Music and politics make Nick Clegg cry

These are not the best of days for Britain’s beleaguered junior coalition leader

Music and politics make him cry

Jaime Avalos/ Press

As if Nick Clegg hadn’t taken enough of a political beating of late. Last week, Britain’s embattled deputy prime minister had a run-in with the bulldog pensioner from Rochdale, England, Gillian Duffy, who became Gordon Brown’s scourge during the general election last year when the then-Labour PM was overheard calling her a “bigoted woman.” As Clegg, her most recent victim, entered a factory on a visit last week, Duffy—a Labour supporter—accosted him about whether he was happy with his Liberal Democrat-Conservative coalition government’s policies.

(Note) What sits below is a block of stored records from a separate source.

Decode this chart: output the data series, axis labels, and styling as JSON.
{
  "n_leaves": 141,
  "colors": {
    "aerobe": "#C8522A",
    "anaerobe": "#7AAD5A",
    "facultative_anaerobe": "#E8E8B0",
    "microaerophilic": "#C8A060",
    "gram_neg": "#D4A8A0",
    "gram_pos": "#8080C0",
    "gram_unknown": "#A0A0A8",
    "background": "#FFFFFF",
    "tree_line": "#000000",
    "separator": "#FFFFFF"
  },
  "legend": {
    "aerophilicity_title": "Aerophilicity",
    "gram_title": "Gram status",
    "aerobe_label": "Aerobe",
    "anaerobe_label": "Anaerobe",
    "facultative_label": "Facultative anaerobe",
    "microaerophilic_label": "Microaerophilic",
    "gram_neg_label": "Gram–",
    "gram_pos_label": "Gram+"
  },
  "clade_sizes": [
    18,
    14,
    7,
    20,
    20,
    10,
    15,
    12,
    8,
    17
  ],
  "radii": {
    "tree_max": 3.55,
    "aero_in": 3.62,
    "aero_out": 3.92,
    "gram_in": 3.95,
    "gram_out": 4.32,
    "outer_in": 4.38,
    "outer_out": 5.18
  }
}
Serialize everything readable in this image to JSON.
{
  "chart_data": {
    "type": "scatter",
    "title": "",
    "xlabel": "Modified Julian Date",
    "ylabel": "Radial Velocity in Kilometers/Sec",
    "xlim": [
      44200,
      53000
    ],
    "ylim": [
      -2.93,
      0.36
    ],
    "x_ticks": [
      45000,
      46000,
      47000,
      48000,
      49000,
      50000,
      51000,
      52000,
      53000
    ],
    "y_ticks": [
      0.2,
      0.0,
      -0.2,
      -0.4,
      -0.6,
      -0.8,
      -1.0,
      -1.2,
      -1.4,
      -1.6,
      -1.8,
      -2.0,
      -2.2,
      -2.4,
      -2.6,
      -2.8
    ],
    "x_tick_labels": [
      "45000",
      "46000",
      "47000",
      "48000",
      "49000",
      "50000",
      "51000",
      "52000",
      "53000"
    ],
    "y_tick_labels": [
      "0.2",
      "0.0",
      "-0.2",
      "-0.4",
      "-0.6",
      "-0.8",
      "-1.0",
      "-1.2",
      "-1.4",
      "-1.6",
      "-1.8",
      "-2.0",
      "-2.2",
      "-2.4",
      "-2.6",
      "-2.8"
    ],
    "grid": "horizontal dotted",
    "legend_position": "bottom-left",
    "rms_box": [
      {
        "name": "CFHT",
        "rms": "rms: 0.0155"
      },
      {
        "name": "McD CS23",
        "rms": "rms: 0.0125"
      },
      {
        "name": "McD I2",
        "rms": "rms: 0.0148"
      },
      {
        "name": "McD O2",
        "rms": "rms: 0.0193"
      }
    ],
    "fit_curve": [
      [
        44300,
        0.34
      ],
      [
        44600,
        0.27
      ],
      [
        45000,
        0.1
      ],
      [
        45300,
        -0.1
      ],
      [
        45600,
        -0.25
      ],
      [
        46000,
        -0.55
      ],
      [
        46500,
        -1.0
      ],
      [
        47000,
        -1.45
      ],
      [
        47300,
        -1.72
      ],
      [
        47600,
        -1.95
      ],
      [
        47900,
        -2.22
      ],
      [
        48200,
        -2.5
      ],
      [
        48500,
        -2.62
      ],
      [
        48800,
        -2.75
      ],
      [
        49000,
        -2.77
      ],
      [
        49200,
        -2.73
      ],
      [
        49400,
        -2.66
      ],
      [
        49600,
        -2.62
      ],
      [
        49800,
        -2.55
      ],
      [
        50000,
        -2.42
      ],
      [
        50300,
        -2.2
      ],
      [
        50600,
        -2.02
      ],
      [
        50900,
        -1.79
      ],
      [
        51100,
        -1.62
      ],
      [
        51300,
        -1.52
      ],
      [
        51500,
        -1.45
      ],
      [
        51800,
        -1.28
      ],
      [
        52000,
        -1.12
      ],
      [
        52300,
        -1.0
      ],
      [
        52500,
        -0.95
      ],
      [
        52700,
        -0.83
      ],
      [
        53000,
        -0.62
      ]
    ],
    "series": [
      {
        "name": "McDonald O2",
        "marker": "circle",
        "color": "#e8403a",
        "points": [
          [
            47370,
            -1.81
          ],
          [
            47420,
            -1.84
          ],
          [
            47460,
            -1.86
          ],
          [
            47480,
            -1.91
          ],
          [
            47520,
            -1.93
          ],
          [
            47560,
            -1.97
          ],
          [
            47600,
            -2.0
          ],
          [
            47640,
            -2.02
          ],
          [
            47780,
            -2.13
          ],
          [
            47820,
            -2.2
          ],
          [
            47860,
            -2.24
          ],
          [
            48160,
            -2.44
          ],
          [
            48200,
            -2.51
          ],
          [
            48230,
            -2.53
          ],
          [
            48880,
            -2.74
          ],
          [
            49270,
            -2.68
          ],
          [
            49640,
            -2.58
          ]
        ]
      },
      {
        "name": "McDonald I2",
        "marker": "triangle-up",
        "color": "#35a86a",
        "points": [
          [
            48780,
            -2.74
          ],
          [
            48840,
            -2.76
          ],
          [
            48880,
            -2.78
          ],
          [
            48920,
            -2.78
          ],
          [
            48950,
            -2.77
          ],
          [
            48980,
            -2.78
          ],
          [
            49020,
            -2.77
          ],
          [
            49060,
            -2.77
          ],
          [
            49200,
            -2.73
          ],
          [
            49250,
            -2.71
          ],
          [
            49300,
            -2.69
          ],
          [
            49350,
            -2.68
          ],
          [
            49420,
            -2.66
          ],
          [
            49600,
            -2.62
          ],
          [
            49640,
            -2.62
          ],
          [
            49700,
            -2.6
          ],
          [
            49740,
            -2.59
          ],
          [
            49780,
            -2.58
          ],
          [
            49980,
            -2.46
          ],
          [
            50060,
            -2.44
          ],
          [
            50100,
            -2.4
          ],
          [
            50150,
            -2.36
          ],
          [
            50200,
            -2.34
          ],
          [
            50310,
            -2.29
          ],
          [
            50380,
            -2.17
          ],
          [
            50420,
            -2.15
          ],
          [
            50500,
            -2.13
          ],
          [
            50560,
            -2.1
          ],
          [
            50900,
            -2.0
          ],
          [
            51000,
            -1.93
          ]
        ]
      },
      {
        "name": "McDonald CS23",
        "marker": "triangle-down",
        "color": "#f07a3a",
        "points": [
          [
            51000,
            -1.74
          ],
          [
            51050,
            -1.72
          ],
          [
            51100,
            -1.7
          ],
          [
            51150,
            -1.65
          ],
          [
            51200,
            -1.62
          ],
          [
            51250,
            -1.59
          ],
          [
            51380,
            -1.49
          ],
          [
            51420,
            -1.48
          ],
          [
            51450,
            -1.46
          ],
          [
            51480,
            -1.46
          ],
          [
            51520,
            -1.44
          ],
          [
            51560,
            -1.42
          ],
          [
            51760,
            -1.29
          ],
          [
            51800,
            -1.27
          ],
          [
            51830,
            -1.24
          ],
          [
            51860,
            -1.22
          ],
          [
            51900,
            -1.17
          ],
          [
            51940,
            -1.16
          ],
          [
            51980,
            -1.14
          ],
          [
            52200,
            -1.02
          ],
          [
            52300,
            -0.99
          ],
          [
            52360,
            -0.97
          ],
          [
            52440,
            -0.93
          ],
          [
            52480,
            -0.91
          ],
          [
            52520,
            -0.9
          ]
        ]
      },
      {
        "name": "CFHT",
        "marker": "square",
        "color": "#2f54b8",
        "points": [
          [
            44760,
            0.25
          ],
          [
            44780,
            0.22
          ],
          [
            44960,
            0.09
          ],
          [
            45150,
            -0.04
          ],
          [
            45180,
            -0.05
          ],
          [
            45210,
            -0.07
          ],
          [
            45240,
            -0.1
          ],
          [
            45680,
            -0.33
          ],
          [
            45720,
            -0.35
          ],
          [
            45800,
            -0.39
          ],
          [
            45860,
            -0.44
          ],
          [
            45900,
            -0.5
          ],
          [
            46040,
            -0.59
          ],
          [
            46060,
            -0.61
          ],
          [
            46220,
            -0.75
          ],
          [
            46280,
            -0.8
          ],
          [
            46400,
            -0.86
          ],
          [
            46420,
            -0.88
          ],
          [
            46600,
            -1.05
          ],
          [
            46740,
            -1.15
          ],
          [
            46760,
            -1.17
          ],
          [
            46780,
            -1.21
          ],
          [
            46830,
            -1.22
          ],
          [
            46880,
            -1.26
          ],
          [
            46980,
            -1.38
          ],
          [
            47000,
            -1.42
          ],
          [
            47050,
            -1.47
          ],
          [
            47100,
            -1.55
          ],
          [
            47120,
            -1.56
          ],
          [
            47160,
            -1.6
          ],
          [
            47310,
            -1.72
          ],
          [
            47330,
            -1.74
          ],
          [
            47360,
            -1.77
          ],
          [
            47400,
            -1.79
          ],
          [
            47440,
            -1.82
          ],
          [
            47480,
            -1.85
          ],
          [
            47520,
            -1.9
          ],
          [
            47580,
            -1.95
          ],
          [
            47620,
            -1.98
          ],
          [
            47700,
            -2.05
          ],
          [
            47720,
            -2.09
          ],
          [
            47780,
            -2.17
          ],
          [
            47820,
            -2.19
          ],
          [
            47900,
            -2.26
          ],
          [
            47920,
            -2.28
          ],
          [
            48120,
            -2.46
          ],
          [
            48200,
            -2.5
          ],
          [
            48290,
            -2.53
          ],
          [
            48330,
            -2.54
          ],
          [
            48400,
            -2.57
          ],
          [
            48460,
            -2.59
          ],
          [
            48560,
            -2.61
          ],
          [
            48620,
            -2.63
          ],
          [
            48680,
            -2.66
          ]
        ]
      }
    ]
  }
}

Unlike “Bigotgate,” though, when Brown forgot that he was still wearing a microphone, Clegg was genial to the grandma and managed to get away unscathed. Sort of. Duffy’s question continued to resonate because what’s happening with the coalition government has brought Clegg to what may be the nadir of his political life, and his party to near single-figure lows in the opinion polls.

Quite a turn from Clegg’s arrival in his post. The Lib Dem leader rolled into the position on a wave of Cleggmania, seeing his poll ratings surge after emerging as the undisputed champion of the televised general election debates a year ago. He cheered the British electorate with calls for a “radical, reforming government,” adding that the Lib Dems would deliver something different from the “old parties.” Planting the seeds of future disappointment, he told them, “I believe the way things are is not the way things have to be.”

But after he and Conservative Prime Minister David Cameron formed the country’s first coalition government in 65 years, things have soured for Clegg. Instead of political messiah, he’s now depicted as a punching bag in newspaper cartoons, a slave to Cameron’s master, or, as the Guardian put it, the PM’s “public school fag.”

This has to do with his party’s about-face on policy. The Lib Dems now support the very things Clegg promised they would not: painfully deep spending cuts that critics say will destroy the fabric of the country, and a hike in the value-added tax. Most of all, he peeved British students by supporting the tripling of tuition fees. Indeed, the very students who flooded social media with messages of praise during the general election dropped excrement in his mailbox because they believed him when he campaigned against an increase before the election last year.

Clegg was also fingered as a hypocrite for a recent attempt to promote social mobility. He called for an end to unpaid internships, saying career progression should not be determined by “who your father’s friends are.” The British press, naturally, pounced on the opportunity to point out that Clegg himself benefitted from his family’s “impeccable connections” when his father arranged his first internship (at a Finnish bank).

Politics aside, this unpopularity is taking a personal toll. In an “excruciating” interview with the New Statesman this month, Clegg was described as, “Pale-faced, pale-eyed and so tired he appears taxidermied.” He admitted that he cries while listening to music, reminding readers, “I’m a human being, I’m not a punch bag.” Gillian Duffy may have been right when she told Clegg during their run-in, “Let’s face it, it’s all gone wrong.”